Bismillahirahmanirahim

Semoga Ilmu yang dibagi dan pengetahuan yang diajarkan dapat menambah dan mempertebal keimanan dan Ketaqwaan kita kepada Allah SWT.

Selasa, 05 April 2011

PENGUASAAN DAN PEMAHAMAN PSIKOLOGI MASSA DALAM KEGIATAN DAKWAH BI LISSAN*


Soleh Amini
Pemahaman dan penguasaan terhadap psikologi massa dalam suatu even yang melibatkan banyak orang (massa) akan sangat menentukan keberhasilan pencapaian tujuan dari kegiatan tersebut.
Dakwah /tabligh (khususnya dalam bentuk khotbah, pengajian, ceramah agama) sebagai salah satu bentuk kegiatan massal yang melibatkan ratusan bahkan mungkin ribuan orang, menuntut suatu strategi dan manajemen pengelolaan massa yang jitu sehingga tujuan dakwah dapat secara efektif tercapai dan tepat sasaran.
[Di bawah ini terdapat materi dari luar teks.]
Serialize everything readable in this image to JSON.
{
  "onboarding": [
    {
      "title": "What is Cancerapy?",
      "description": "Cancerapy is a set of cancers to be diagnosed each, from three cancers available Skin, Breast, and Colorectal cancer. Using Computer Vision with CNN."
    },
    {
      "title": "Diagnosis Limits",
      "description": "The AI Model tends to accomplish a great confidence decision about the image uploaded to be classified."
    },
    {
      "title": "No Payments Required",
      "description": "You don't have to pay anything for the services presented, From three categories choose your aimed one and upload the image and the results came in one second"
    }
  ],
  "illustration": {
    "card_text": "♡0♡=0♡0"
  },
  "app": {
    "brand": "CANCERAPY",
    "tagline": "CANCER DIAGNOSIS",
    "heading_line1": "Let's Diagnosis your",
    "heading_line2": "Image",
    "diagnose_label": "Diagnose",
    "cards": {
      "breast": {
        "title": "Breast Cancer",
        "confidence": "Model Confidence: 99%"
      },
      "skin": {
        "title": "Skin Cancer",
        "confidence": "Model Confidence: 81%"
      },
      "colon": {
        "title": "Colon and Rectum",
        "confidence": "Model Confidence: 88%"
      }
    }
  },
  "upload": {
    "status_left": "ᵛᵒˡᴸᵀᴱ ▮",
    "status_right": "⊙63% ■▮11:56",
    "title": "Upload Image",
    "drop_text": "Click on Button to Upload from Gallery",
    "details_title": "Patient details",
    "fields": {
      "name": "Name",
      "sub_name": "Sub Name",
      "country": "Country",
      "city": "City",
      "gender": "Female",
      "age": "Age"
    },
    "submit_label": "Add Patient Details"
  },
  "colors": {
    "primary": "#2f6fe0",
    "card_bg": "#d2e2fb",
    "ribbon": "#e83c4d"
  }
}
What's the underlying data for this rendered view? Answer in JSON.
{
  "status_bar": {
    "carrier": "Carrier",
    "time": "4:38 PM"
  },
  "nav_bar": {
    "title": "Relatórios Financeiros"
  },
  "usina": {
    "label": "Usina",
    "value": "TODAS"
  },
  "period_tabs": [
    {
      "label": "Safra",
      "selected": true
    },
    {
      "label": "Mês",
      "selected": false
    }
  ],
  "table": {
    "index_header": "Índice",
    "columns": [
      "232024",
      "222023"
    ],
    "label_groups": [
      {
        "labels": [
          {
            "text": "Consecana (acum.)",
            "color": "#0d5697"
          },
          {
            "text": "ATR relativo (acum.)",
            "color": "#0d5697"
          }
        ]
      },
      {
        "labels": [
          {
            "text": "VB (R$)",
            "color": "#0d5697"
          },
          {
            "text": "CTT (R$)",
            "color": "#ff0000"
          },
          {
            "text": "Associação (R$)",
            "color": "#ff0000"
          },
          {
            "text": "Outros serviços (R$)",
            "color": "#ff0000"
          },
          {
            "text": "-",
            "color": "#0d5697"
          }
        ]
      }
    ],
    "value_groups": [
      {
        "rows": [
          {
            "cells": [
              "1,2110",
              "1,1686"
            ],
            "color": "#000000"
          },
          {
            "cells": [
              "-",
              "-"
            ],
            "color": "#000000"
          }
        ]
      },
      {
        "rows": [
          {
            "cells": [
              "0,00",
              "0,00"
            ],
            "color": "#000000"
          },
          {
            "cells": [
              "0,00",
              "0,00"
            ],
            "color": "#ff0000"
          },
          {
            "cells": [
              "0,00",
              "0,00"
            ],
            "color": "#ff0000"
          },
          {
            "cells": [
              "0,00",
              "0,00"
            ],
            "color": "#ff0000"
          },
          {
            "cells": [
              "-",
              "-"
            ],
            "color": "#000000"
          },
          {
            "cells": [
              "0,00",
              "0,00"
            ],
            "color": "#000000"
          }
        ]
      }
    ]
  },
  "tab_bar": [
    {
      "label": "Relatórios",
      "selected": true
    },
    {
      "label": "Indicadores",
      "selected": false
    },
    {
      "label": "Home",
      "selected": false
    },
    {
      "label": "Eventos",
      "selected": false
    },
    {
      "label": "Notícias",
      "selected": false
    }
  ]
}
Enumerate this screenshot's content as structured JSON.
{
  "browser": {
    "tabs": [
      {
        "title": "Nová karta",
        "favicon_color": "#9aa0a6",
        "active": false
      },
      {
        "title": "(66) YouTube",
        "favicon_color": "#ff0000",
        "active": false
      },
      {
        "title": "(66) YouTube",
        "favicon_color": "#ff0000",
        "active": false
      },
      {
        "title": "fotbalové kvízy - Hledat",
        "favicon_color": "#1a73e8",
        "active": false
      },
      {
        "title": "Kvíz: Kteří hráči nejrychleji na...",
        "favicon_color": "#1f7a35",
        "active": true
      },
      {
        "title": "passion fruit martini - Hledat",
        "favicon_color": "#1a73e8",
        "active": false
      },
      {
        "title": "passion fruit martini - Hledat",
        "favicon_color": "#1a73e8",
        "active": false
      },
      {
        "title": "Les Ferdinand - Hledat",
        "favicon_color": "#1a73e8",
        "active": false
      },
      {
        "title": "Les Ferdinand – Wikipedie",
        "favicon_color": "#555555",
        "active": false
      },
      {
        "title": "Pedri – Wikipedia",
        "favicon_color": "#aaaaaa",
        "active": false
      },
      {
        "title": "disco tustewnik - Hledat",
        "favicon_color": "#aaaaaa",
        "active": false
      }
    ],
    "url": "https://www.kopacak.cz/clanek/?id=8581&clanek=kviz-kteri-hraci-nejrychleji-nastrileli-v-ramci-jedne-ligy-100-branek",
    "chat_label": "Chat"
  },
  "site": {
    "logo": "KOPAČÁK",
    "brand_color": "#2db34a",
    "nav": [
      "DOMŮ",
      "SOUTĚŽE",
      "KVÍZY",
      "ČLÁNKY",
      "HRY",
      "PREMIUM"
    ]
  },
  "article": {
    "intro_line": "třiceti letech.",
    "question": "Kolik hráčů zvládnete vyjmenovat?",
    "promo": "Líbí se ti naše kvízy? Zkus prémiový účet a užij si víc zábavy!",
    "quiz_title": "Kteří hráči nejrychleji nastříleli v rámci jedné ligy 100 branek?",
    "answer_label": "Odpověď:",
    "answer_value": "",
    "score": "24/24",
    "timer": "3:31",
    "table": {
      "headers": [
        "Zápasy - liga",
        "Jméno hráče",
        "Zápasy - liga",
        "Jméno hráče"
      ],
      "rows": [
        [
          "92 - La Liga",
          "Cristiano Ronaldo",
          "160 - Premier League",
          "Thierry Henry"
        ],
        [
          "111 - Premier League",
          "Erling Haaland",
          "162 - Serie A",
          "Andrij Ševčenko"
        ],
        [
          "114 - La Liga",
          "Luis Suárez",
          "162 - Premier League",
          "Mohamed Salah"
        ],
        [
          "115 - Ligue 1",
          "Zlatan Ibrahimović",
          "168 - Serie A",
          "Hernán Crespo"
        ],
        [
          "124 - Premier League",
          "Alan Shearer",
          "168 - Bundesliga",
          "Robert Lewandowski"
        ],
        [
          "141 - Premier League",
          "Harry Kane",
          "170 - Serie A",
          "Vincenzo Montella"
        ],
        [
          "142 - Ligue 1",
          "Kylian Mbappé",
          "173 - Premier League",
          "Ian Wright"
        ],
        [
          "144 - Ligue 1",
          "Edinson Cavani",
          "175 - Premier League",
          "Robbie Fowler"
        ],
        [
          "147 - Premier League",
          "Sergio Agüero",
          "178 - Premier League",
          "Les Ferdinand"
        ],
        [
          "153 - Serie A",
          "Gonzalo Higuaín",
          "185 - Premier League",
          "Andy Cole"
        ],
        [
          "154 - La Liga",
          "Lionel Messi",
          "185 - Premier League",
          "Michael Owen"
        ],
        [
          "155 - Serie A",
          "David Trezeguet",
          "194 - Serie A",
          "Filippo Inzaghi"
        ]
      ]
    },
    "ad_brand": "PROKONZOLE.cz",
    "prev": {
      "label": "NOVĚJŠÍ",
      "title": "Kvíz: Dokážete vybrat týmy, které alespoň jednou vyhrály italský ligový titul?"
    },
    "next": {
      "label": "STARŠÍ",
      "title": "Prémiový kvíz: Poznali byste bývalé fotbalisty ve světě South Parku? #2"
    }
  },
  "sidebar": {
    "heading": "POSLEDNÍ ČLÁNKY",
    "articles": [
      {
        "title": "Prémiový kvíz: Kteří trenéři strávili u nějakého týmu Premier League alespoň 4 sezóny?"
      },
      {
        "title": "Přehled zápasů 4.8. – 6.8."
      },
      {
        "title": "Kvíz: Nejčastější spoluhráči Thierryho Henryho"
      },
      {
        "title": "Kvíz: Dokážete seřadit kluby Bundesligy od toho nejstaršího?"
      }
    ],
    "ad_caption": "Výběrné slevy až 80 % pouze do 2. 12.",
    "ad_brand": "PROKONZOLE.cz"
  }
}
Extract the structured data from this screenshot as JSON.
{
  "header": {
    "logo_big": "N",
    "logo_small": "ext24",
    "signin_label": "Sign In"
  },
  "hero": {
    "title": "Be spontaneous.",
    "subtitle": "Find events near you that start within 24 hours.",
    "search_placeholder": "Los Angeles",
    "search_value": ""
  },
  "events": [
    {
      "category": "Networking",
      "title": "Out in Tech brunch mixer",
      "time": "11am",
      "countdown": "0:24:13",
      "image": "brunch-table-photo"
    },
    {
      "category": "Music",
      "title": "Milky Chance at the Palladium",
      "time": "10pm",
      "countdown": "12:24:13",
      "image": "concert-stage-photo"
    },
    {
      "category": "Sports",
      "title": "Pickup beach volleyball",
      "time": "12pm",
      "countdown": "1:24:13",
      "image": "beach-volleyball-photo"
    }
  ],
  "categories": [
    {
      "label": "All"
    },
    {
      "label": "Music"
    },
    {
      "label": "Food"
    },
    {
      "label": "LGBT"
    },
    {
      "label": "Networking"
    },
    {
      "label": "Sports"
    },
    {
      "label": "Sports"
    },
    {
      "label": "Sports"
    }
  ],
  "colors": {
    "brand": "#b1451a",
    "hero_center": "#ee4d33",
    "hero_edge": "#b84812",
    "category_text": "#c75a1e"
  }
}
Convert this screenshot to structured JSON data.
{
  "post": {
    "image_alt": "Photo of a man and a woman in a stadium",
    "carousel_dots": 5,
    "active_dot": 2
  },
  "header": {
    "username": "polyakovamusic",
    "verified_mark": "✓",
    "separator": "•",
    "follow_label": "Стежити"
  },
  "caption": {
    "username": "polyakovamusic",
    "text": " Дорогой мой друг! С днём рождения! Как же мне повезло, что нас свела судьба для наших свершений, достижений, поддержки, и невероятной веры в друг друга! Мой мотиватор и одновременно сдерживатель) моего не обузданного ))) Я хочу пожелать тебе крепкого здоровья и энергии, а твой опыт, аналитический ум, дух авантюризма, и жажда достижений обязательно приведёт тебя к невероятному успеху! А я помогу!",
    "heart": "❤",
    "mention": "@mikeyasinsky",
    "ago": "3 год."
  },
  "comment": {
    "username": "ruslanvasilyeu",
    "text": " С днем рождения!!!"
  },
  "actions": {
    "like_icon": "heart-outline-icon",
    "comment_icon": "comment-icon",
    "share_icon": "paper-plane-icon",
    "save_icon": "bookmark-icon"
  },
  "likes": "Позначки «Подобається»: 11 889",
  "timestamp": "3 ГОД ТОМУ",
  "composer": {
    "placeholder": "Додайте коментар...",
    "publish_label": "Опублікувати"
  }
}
Salah satu strategi dan menejemen pengelolaan massa/audiance adalah mampu tidaknya nara sumber mengenali sifat / karakter, kebutuhan dan kondisi kebathinan massa dan perilaku komunikasi massa itu sendiri, serta aspek-aspek melliue yang berkembang disekitarnya.
Sebelum kita menggali lebih jauh tentang karakter/sifat, kebutuhan dan kondisi kebhatinan dari perilaku massa tersebut marilah terlebih dahulu kita definisikan pengertian “dakwah” itu sendiri. Hal itu penting dilakukan agar terjadi kesepahaman pendapat dan konsep, sehingga “dakwah” tidak kita artikan dalam arti yang berbeda-beda.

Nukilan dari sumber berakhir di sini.